L‘edificio della chiesa, concepito e costruito come un grande recinto murario accoglie al suo interno l‘elemento più caratteristico: un velario ligneo sospeso che delimita l‘aula e l‘assemblea. Entrando in chiesa percepiamo immediatamente il senso di raccoglimento; la visione frontale dell‘altare segnala il punto di arrivo di un percorso e l‘inizio di uno spazio fortemente significativo in cui l‘Assemblea e il Presbiterio formano, nella loro configurazione unitaria, il luogo della Mensa Eucaristica. Si voleva ottenere all’interno una “tensione tranquilla”, un senso di accoglienza quasi domestica, ma allo stesso tempo non rinunciare a quel senso di mistero che è nella tradizione degli edifici del ‘Sacro’.

 

Importante in questo obiettivo è stato l’uso della luce che non è mai spettacolare, ma semplicemente funzionale a far capire le gerarchie delle parti in cui è articolato l‘interno. La luce scandisce poi il tempo della giornata distribuendosi sulle superfici interne in modo differente a seconda della posizione del sole: è questa una percezione piacevole che accompagna chi è all‘interno rendendolo partecipe dello scorrere del tempo.

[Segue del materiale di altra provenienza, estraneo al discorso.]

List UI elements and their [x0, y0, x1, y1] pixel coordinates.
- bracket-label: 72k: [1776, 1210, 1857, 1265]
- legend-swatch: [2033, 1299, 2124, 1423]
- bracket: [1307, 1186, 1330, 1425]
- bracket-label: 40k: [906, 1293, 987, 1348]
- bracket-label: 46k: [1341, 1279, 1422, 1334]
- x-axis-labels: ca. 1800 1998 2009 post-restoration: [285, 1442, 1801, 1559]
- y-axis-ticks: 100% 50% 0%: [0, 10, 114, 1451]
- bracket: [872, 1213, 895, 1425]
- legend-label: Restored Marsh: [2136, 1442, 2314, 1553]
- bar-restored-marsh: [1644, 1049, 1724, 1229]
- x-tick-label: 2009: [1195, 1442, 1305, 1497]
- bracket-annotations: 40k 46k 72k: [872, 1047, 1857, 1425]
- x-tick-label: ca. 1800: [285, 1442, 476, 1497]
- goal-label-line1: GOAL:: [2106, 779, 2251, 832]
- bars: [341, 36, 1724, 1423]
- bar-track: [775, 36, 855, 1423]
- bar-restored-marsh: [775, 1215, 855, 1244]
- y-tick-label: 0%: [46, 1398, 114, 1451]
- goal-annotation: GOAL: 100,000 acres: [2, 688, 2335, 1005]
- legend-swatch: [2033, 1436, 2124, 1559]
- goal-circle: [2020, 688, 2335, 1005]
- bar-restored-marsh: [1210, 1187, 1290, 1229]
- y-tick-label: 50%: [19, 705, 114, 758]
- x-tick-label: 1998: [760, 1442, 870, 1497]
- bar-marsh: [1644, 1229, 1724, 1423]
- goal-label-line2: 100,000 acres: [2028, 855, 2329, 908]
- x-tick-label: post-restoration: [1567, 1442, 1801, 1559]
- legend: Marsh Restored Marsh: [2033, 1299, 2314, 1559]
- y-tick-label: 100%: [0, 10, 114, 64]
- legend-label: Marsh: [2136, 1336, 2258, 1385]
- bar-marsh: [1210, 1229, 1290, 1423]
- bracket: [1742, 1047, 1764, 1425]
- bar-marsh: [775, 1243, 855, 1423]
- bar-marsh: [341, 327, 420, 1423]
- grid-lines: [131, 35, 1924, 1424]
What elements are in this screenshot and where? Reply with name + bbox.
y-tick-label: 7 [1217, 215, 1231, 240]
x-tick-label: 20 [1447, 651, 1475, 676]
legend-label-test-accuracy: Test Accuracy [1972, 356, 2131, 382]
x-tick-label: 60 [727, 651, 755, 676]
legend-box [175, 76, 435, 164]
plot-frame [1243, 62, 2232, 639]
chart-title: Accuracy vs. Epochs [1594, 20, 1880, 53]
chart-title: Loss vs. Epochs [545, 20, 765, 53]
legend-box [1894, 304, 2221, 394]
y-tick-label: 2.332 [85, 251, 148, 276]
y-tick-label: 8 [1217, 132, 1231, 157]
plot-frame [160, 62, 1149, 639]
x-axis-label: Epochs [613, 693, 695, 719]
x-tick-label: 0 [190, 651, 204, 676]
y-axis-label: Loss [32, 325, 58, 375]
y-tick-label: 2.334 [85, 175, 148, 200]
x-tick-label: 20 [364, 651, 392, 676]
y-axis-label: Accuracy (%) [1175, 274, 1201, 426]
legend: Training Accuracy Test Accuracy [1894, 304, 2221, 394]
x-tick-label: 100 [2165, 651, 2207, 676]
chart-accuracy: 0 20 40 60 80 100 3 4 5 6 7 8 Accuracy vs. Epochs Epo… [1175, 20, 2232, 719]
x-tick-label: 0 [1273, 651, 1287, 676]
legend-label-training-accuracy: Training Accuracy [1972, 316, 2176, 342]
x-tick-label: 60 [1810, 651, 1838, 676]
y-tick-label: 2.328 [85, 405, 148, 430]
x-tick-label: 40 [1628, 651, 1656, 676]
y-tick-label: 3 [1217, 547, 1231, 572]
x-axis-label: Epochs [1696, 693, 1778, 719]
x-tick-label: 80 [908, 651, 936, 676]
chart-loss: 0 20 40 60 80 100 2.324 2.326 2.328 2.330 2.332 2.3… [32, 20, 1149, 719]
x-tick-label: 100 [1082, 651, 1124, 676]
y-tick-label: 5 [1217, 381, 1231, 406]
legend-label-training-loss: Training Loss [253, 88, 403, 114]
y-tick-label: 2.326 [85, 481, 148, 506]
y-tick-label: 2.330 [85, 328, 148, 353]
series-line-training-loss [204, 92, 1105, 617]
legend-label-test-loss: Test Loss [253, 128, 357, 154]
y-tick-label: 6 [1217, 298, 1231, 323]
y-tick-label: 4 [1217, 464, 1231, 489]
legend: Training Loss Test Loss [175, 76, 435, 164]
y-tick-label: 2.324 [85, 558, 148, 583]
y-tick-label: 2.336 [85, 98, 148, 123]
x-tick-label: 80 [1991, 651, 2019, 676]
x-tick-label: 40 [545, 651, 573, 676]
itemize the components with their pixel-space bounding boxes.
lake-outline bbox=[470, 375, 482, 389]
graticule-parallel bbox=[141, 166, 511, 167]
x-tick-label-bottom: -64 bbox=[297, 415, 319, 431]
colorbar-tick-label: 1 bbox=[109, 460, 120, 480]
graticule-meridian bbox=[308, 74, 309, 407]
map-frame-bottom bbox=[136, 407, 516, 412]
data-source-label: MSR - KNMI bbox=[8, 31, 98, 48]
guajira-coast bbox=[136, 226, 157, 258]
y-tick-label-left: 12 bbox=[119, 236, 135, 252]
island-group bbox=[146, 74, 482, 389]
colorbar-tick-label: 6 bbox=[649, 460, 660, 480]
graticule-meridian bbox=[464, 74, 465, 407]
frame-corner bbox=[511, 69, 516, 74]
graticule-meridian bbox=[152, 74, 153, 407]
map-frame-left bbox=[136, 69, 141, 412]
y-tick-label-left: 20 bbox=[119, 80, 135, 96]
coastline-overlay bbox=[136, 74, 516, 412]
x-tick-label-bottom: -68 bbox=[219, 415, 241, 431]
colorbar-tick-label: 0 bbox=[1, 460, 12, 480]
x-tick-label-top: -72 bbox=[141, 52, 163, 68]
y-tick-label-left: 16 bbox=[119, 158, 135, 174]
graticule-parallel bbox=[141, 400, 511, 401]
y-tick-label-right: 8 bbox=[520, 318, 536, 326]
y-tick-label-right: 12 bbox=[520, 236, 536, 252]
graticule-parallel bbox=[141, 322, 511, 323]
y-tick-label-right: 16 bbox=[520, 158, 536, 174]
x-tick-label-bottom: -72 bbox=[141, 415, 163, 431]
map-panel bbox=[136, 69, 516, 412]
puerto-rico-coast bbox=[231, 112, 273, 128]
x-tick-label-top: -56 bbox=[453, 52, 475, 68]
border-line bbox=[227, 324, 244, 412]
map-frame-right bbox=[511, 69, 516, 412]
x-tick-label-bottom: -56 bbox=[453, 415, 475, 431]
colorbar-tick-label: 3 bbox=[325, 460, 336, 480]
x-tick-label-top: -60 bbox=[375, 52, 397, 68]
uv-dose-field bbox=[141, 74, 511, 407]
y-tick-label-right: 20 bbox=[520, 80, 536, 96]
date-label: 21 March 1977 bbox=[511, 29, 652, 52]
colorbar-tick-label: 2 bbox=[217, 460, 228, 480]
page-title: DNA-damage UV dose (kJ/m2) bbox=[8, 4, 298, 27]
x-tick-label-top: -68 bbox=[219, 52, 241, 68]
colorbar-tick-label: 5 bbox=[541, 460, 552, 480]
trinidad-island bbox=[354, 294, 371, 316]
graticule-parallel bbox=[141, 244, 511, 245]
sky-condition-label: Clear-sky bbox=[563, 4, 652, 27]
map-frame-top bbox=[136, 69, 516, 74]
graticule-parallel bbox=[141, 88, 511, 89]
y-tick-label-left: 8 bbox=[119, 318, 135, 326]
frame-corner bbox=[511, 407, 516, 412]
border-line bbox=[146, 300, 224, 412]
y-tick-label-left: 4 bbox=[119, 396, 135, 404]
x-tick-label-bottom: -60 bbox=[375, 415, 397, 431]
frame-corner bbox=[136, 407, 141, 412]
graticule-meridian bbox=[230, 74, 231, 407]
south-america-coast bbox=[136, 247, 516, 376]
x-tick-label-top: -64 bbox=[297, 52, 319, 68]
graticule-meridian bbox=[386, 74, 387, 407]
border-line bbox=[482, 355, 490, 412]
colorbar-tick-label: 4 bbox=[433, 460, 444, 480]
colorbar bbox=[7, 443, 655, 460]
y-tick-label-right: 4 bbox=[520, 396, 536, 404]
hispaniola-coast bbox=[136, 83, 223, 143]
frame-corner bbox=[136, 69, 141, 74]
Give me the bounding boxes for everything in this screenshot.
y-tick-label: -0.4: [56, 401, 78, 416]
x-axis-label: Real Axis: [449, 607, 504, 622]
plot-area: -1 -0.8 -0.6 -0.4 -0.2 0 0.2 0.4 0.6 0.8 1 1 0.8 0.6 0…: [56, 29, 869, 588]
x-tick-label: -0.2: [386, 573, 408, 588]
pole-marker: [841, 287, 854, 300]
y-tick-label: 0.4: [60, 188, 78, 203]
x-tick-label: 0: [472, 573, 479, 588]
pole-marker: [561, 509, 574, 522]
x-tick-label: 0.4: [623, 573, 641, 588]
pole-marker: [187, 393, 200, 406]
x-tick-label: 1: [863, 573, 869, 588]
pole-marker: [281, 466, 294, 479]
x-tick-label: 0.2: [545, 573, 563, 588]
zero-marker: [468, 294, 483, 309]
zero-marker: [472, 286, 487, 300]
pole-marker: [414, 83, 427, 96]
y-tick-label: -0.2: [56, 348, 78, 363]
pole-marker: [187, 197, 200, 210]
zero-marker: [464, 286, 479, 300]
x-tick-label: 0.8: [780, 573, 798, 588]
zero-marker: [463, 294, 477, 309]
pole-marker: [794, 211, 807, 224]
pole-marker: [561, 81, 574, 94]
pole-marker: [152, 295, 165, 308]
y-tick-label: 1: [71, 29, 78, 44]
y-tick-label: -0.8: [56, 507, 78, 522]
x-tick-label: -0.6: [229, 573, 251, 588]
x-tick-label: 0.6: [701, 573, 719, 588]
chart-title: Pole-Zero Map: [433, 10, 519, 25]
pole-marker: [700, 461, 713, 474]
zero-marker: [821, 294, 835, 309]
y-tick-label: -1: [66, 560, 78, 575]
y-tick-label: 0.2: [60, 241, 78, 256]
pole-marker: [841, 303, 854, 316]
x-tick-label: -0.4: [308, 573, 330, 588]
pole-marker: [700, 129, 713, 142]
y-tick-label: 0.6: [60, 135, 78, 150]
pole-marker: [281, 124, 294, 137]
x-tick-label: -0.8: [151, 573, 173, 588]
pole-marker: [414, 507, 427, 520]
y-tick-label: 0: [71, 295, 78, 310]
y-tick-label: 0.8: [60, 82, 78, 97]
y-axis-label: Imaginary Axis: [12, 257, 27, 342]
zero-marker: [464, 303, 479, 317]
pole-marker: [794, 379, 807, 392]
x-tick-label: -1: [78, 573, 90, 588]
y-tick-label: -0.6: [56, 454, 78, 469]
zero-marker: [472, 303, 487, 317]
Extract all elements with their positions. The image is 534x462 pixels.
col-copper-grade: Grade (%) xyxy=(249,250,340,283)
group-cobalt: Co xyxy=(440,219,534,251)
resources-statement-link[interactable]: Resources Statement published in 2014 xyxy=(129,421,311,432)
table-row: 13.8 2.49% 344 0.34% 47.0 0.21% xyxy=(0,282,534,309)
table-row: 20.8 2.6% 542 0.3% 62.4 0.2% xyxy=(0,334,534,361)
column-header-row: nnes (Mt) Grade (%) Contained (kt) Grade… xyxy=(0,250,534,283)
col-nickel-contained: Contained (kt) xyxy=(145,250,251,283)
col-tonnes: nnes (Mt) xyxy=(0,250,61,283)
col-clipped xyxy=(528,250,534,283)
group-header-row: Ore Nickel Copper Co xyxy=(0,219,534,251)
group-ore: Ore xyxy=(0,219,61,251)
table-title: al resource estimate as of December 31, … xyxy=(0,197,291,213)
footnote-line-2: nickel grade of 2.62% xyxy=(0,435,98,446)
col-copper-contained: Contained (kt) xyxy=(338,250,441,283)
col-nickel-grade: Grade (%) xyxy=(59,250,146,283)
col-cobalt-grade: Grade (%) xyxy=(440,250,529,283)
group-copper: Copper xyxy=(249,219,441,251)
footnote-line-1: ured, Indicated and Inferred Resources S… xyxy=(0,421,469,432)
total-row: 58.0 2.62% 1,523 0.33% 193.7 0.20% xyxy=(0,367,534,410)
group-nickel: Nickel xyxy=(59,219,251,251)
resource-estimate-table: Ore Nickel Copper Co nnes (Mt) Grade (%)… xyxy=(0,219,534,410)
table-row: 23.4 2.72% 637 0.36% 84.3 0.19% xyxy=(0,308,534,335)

Gli spessi muri perimetrali dell‘edificio ci permettono di percepirlo all‘esterno come fortemente radicato al terreno, mentre all‘interno, grazie al loro spessore e alla collocazione delle aperture consentono di ottenere il necessario silenzio e, cosa assai importante, una continua circolazione e ricambio d‘aria. Oltre al progetto architettonico sono stati realizzati su disegno tutti gli arredi interni della chiesa.